The committee said it is going to summon the Italian-born owner of the 100,000-acre ranch, Kuki Gullman, to explain why her land had become a haven for criminals. 

The woman was admitted to hospital for several months, about four years ago,  after she was shot by bandits as she walked in the ranch.

Den of criminals

“We are going to summon the conservancy owner. We want her to tell us why she is not ready to surrender the conservancy to the government.

We want to know why her conservancy has become a den of criminals,” said Bungoma Senator Moses Wetang’ula, who is a member of the committee.

Wetang’ula said that a motion to declare the conservancy as a dangerous zone would be tabled in the Senate. 

He said that the motion will, among other things, be seeking to compel the government to take over the management of the conservancy and deploy KWS officers to secure it.

The committee chaired by Kisumu Senator Fred Outa on Monday toured the three violence hot spots in the county - Ol Moran, Wangwachi and Matuiku in Laikipia West.

“We will do whatever it takes to make sure that peace is restored in this area. We want to know who are financing these criminals and those behind the cattle rustling,” he said. 

Outa appealed to President Uhuru Kenyatta to restore peace in the restive Laikipia, as part of his legacy for  a united Kenya.

The five-member committee urged the government to bring discipline among  provincial administrators in the counties of Laikipia, Baringo, Samburu and Isiolo counties.

 Laikipia Senator John Kinyua called for reinstatement of 400 National Police Reservists who were withdrawn two years ago. He said they should be paid well.

The government has deployed more police officers and created new administrative units to shore up security in the devolved unit.

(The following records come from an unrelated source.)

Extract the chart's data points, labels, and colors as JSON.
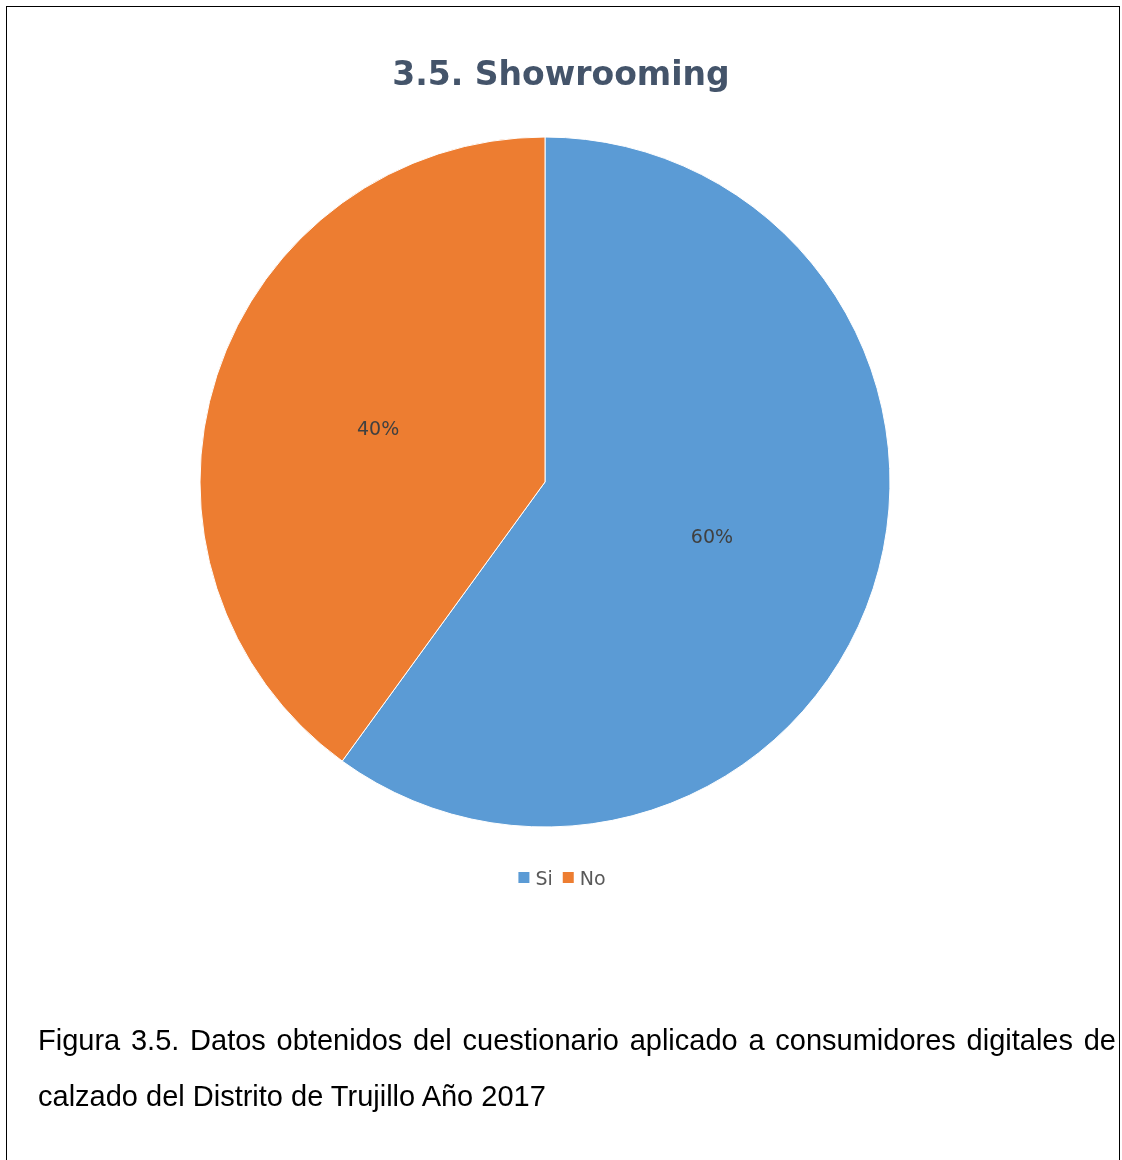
{
  "chart_data": {
    "type": "pie",
    "title": "3.5. Showrooming",
    "categories": [
      "Si",
      "No"
    ],
    "values": [
      60,
      40
    ],
    "colors": [
      "#5b9bd5",
      "#ed7d31"
    ],
    "value_labels": [
      "60%",
      "40%"
    ],
    "legend": "bottom",
    "annotations": [
      "Figura 3.5. Datos obtenidos del cuestionario aplicado a consumidores digitales de calzado del Distrito de Trujillo Año 2017"
    ]
  }
}
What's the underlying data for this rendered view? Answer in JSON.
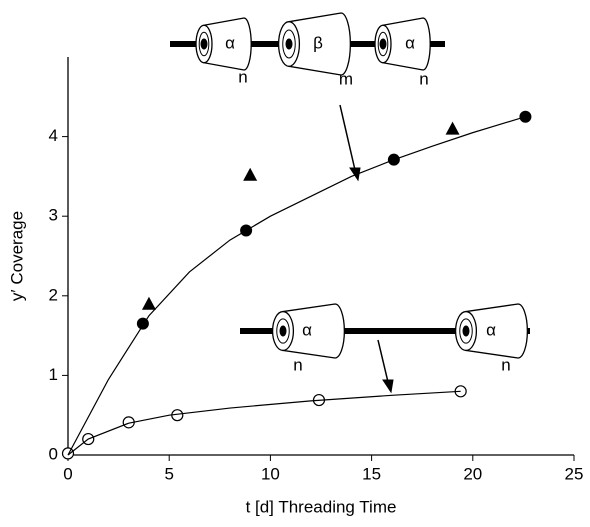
{
  "chart_data": {
    "type": "scatter",
    "xlabel": "t [d] Threading Time",
    "ylabel": "y′ Coverage",
    "xlim": [
      0,
      25
    ],
    "xticks": [
      0,
      5,
      10,
      15,
      20,
      25
    ],
    "ylim": [
      0,
      5
    ],
    "yticks": [
      0,
      1,
      2,
      3,
      4
    ],
    "series": [
      {
        "marker": "filled-circle",
        "color": "#000000",
        "x": [
          3.7,
          8.8,
          16.1,
          22.6
        ],
        "values": [
          1.65,
          2.82,
          3.71,
          4.25
        ]
      },
      {
        "marker": "triangle",
        "color": "#000000",
        "x": [
          4.0,
          9.0,
          19.0
        ],
        "values": [
          1.9,
          3.52,
          4.1
        ]
      },
      {
        "marker": "open-circle",
        "color": "#000000",
        "x": [
          0,
          1.0,
          3.0,
          5.4,
          12.4,
          19.4
        ],
        "values": [
          0.02,
          0.2,
          0.41,
          0.5,
          0.69,
          0.8
        ]
      },
      {
        "marker": "line",
        "color": "#000000",
        "x": [
          0,
          2,
          4,
          6,
          8,
          10,
          12,
          14,
          16,
          18,
          20,
          22.6
        ],
        "values": [
          0,
          0.95,
          1.75,
          2.3,
          2.7,
          3.0,
          3.25,
          3.5,
          3.7,
          3.88,
          4.05,
          4.25
        ]
      },
      {
        "marker": "line",
        "color": "#000000",
        "x": [
          0,
          1,
          3,
          5,
          8,
          12,
          16,
          19.4
        ],
        "values": [
          0,
          0.2,
          0.4,
          0.5,
          0.59,
          0.68,
          0.75,
          0.8
        ]
      }
    ],
    "annotations": [
      "α",
      "n",
      "β",
      "m",
      "α",
      "n",
      "α",
      "n",
      "α",
      "n"
    ]
  }
}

Interior Cabinet Secretary Fred Matiang’i said an entire Police Division will be stationed at the newly-gazetted Kirima Division and two additional police stations established in the area.

Matiang’i on Friday also created a new administrative sub county to tackle insecurity in the area. 

Meanwhile, learning in schools that had been closed due to insecurity continued yesterday with the population of learners improving significantly after a slow start on Monday.

The troubled Ol Moran area also marked the fourth day without any insecurity incident.

 At Ol Moran Primary School, the headteacher James Timeka said they expected the number of learners to hit more than 100 by yesterday afternoon. 

Only 65 pupils and three teachers had reported on Monday, when the school reopened after several weeks of closure due to violence.

 “The presence of armed police officers is creating a feel of security, thus attracting more pupils and teachers back to school,” said Timeka. 

The school’s population is 583 pupils and 13 teachers.

 Miharati Primary School located at the epicenter of the conflict zone remained without pupils, a situation attributed to pupils and their parents having fled to Ol Moran town. 

 “Most people have fled their homes in Miharati village. That is why we don’t have learners at the school,” Rift Valley Regional Commissioner, George Natembeya said.

  Mirigwet Primary School where there was an attempt by bandits to burn the school recorded low turnout.

 Tumaini Primary School remains empty but its pupils are learning at provisional classes at the St Mark Ol Moran Catholic Church. The school is located near the volatile Laikipia Nature Conservancy.